La tecnología y el mundo digital avanzan a una velocidad vertiginosa. Hace pocos días, ChatGPT lanzó una nueva versión que se presenta con capacidades insospechadas. Sin embargo, en el otro extremo están los usuarios, personas que, por naturaleza, suelen mostrar resistencia al cambio y, con ella, un temor considerable a la modernización.
Un ejemplo ilustrativo de esta tensión es la reciente Norma de Carácter General N°538 emitida por la Comisión para el Mercado Financiero (CMF). Su objetivo es claro y pertinente: regular y dificultar los ciberataques en la banca, elevando las barreras transaccionales digitales. La medida responde a una realidad evidente. Según IPSOS, el 51% de los encuestados recibe semanalmente comunicaciones fraudulentas o intentos de delito digital: un 19% casi todos los días y un 32% un par de veces por semana. Esto confirma que el phishing y otros fraudes digitales son ya parte del cotidiano vivir.
El problema surge cuando estos cambios digitales, aunque bien intencionados, se convierten en filtros que dividen a quienes poseen las herramientas y habilidades para adaptarse, de quienes no. Los más afectados son las personas con menor nivel educativo y los mayores de 50 años, ambos con baja alfabetización digital. El Ministerio de Hacienda advierte que, si bien el 95% de la población posee al menos una habilidad digital básica, solo el 54% maneja el conjunto completo necesario para desenvolverse con autonomía: desde conectarse a una red wifi hasta utilizar buscadores con funciones avanzadas. Y en usos más complejos —como teletrabajo, educación online o interacción con inteligencia artificial— la cifra cae a un preocupante 14,8%.

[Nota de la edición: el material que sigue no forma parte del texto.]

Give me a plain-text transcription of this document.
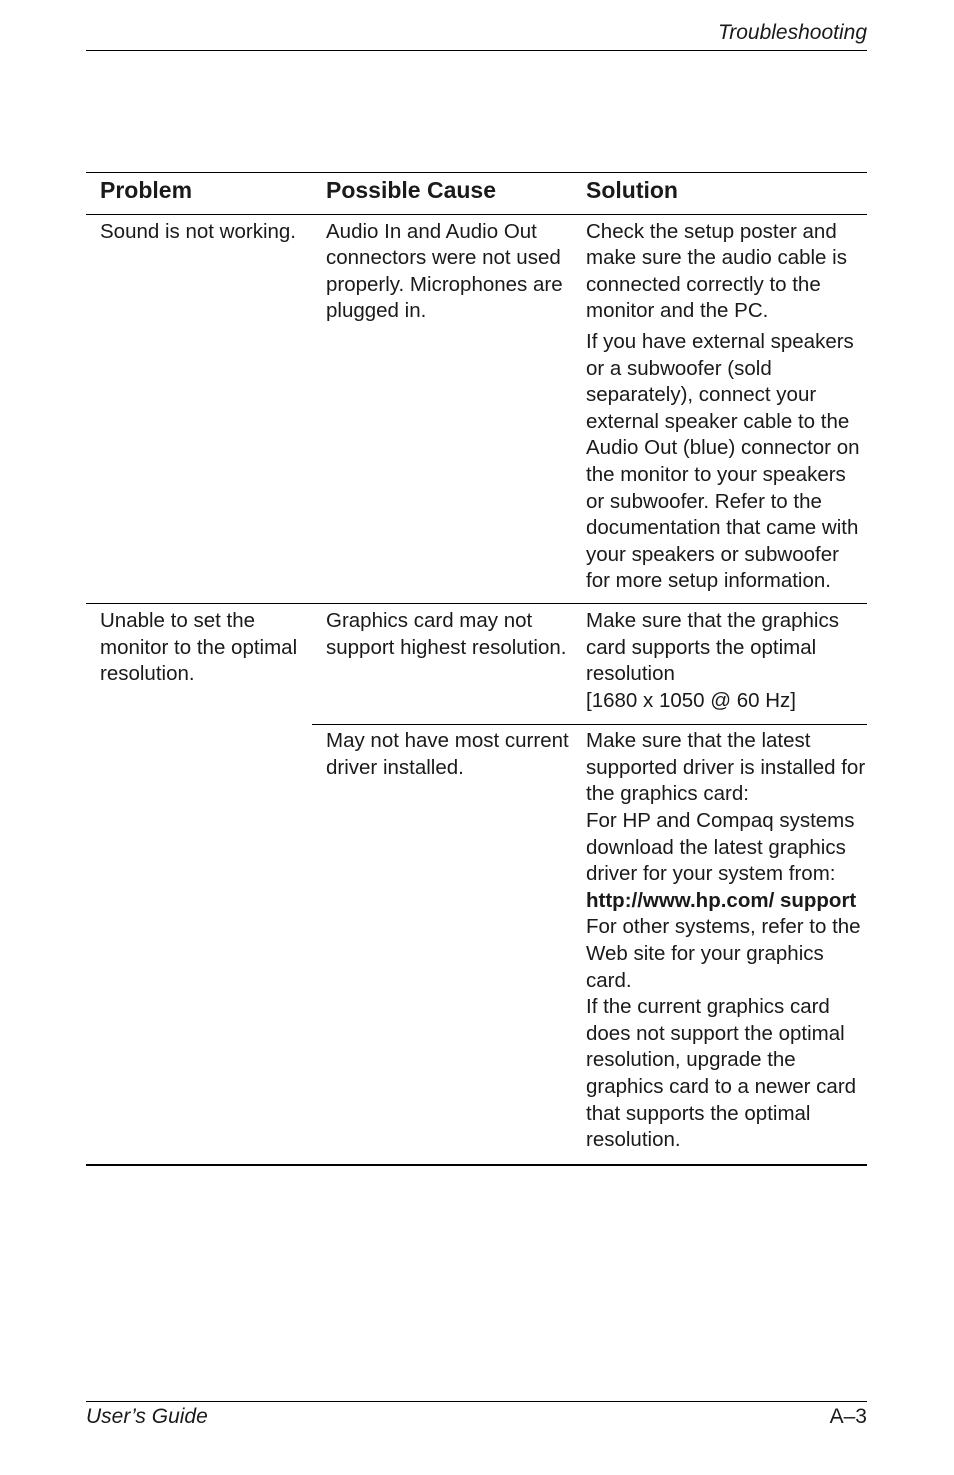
Troubleshooting
Problem	Possible Cause	Solution
Sound is not working.	Audio In and Audio Out connectors were not used properly. Microphones are plugged in.	Check the setup poster and make sure the audio cable is connected correctly to the monitor and the PC.
If you have external speakers or a subwoofer (sold separately), connect your external speaker cable to the Audio Out (blue) connector on the monitor to your speakers or subwoofer. Refer to the documentation that came with your speakers or subwoofer for more setup information.

Unable to set the monitor to the optimal resolution.	Graphics card may not support highest resolution.	Make sure that the graphics card supports the optimal resolution
[1680 x 1050 @ 60 Hz]

	May not have most current driver installed.	Make sure that the latest supported driver is installed for the graphics card:
For HP and Compaq systems download the latest graphics driver for your system from:
http://www.hp.com/ support
For other systems, refer to the Web site for your graphics card.
If the current graphics card does not support the optimal resolution, upgrade the graphics card to a newer card that supports the optimal resolution.
User’s Guide	A–3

Esto lleva a una pregunta necesaria: ¿estábamos preparados para reemplazar la tarjeta de coordenadas física por un medio exclusivamente digital? La respuesta, a la luz de la experiencia, es no. El cambio fue demasiado rápido, sin una estrategia de implementación que acompañara a los usuarios. La transformación digital no es únicamente un asunto técnico; es un cambio cultural que requiere rediseñar la experiencia del cliente, comunicar con claridad y permitir que la adaptación ocurra a un ritmo razonable. Una ley que digitaliza un trámite bancario no puede limitarse a anunciarlo: debe incluir capacitación, apoyo presencial y canales alternativos que no excluyan.
La brecha digital es más que un indicador, es una barrera invisible que genera exclusión generacional, profundiza desigualdades y reduce oportunidades. Cuando un adulto mayor no logra realizar un trámite porque se eliminó la atención presencial, o un trabajador con baja escolaridad queda fuera de un beneficio estatal por requerir un certificado digital avanzado, no se trata de modernización, sino de nuevas barreras.
Las leyes, cuando se implementan sin un cambio cultural paralelo, dejan de ser puentes para convertirse en murallas. La verdadera transformación digital no se mide sólo en sistemas más seguros, sino en cuántos usuarios logran transitar hacia ellos. La invitación es clara: avanzar con decisión contra la delincuencia digital, pero sin olvidar que detrás de cada clic hay una persona que necesita tiempo, confianza y acompañamiento.